Appels à la croisade contre les Ottomans (XVe siècle) : appels lancés par l’Église et certains souverains européens pour mobiliser les chrétiens face à l’expansion ottomane, notamment lors de la chute de Constantinople en 1453, perçue comme une menace pour l’Europe chrétienne.
Prise de Constantinople (1453) : conquête de la capitale de l’Empire byzantin par les Ottomans, dirigés par Mehmed II, marquant la fin de l’Empire byzantin et un tournant majeur dans l’expansion ottomane en Europe et en Méditerranée.
Conflits entre puissances européennes (fin du XVe – début du XVIe siècle) : rivalités entre États européens (Espagne, Portugal, France, Angleterre, Hollande) pour la domination coloniale, commerciale et militaire, alimentant des guerres et des alliances fluctuantes.
Appel à la croisade (XVe siècle) : initiative religieuse visant à mobiliser les chrétiens européens pour lutter contre l’expansion ottomane, notamment pour défendre la chrétienté et préserver l’accès aux routes commerciales méditerranéennes.
📖 5. Traite esclaves africains
🔑 Notions clés & Définitions
- Traite négrière : commerce organisé de vente et de transport d’esclaves africains vers les colonies américaines, principalement effectué par les Européens à partir du XVe siècle, pour alimenter l’économie coloniale (voir aussi "Rôle des esclaves africains dans l’économie coloniale").
- Esclavage des Amérindiens : pratique d’asservissement des populations indigènes dans les colonies, notamment par le système de l’encomienda, qui conduit à de nombreux abus.

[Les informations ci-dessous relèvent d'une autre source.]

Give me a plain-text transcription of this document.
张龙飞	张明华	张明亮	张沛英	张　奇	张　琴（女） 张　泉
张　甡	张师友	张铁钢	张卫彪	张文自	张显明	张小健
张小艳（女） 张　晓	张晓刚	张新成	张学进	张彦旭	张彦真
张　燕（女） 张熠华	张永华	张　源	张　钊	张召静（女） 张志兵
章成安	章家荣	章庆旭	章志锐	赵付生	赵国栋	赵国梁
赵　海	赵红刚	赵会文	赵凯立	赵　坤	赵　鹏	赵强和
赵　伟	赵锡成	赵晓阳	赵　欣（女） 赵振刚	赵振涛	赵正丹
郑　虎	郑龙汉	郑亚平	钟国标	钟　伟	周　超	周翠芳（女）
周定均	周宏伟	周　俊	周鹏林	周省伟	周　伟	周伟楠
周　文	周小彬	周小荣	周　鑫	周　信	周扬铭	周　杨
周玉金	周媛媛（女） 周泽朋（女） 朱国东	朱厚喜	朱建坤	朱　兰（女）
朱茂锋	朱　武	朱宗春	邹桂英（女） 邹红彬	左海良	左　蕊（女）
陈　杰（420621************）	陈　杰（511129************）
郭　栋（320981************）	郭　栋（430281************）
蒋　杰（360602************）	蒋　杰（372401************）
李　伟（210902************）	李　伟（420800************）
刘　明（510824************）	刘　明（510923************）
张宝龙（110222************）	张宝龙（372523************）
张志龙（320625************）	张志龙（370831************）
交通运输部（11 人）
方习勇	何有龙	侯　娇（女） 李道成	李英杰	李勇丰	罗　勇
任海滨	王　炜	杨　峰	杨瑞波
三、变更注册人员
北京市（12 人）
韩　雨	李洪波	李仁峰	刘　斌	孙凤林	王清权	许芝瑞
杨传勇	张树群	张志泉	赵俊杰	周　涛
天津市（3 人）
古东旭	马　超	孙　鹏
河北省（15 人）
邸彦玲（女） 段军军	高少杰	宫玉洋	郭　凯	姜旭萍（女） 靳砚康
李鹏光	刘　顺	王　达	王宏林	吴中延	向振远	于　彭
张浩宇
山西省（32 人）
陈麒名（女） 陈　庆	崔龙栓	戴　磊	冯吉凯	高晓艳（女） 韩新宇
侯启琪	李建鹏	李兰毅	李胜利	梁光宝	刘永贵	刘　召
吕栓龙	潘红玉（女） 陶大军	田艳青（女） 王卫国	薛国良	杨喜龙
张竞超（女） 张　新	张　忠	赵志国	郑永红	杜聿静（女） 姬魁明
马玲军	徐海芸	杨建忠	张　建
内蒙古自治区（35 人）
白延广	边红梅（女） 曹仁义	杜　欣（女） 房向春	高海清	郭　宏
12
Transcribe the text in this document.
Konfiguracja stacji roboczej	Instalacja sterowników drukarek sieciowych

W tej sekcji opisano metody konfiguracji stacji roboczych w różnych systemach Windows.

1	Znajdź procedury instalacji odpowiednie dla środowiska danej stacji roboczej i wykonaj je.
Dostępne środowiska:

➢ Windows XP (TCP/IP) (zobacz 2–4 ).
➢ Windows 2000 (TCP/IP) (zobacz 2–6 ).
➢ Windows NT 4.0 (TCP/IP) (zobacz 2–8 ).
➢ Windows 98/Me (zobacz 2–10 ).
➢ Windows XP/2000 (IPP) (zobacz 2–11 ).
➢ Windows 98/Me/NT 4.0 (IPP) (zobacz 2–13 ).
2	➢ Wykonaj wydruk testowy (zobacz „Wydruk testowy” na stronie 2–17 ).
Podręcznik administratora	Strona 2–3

Condamné par l’Église en 1537, il soulève des débats éthiques et juridiques.
- Condamnation de l’Église (1537) : position officielle de l’Église catholique condamnant l’esclavage des Amérindiens, affirmant leurs droits à la liberté et à la propriété, notamment exprimée lors de la controverse de Valladolid.
- Plantations sucrières dans les colonies atlantiques : grandes exploitations agricoles développées dans les îles atlantiques, au Brésil et dans les Caraïbes, utilisant massivement le travail forcé d’esclaves africains pour la production de sucre, un produit clé dans l’économie coloniale.
- Rôle des esclaves africains dans l’économie coloniale : leur travail est essentiel dans l’exploitation minière (or, argent) et agricole (sucre, tabac, indigo), permettant la croissance économique des métropoles coloniales et l’accumulation de richesses (voir aussi "Échanges colombiens").
📝 Points essentiels
- La traite négrière débute dès le XVème siècle avec la capture et la vente d’esclaves africains par les Portugais, qui achètent ces esclaves à des négriers africains. Ces esclaves sont ensuite vendus au Portugal, dans les colonies portugaises comme le Brésil, ou dans les colonies espagnoles, pour travailler dans les plantations ou les mines.
- La déportation massive d’Africains vers les Amériques s’intensifie à partir du XVIème siècle, avec environ 320 000 esclaves embarqués entre 1625 et 1650, selon les sources. La traite devient une activité commerciale mondiale, impliquant aussi Hollandais, Français et Anglais.
- La colonisation européenne en Amérique s’accompagne d’un échange de plantes et d’animaux ("échange colombien"), mais aussi de métaux précieux, bois rares et denrées exotiques, qui alimentent la croissance économique des métropoles.
- Les esclaves africains jouent un rôle central dans l’économie coloniale, notamment dans l’exploitation des mines d’or et d’argent du Mexique et du Pérou, ainsi que dans les plantations de sucre, de tabac et d’indigo, contribuant à la mondialisation commerciale.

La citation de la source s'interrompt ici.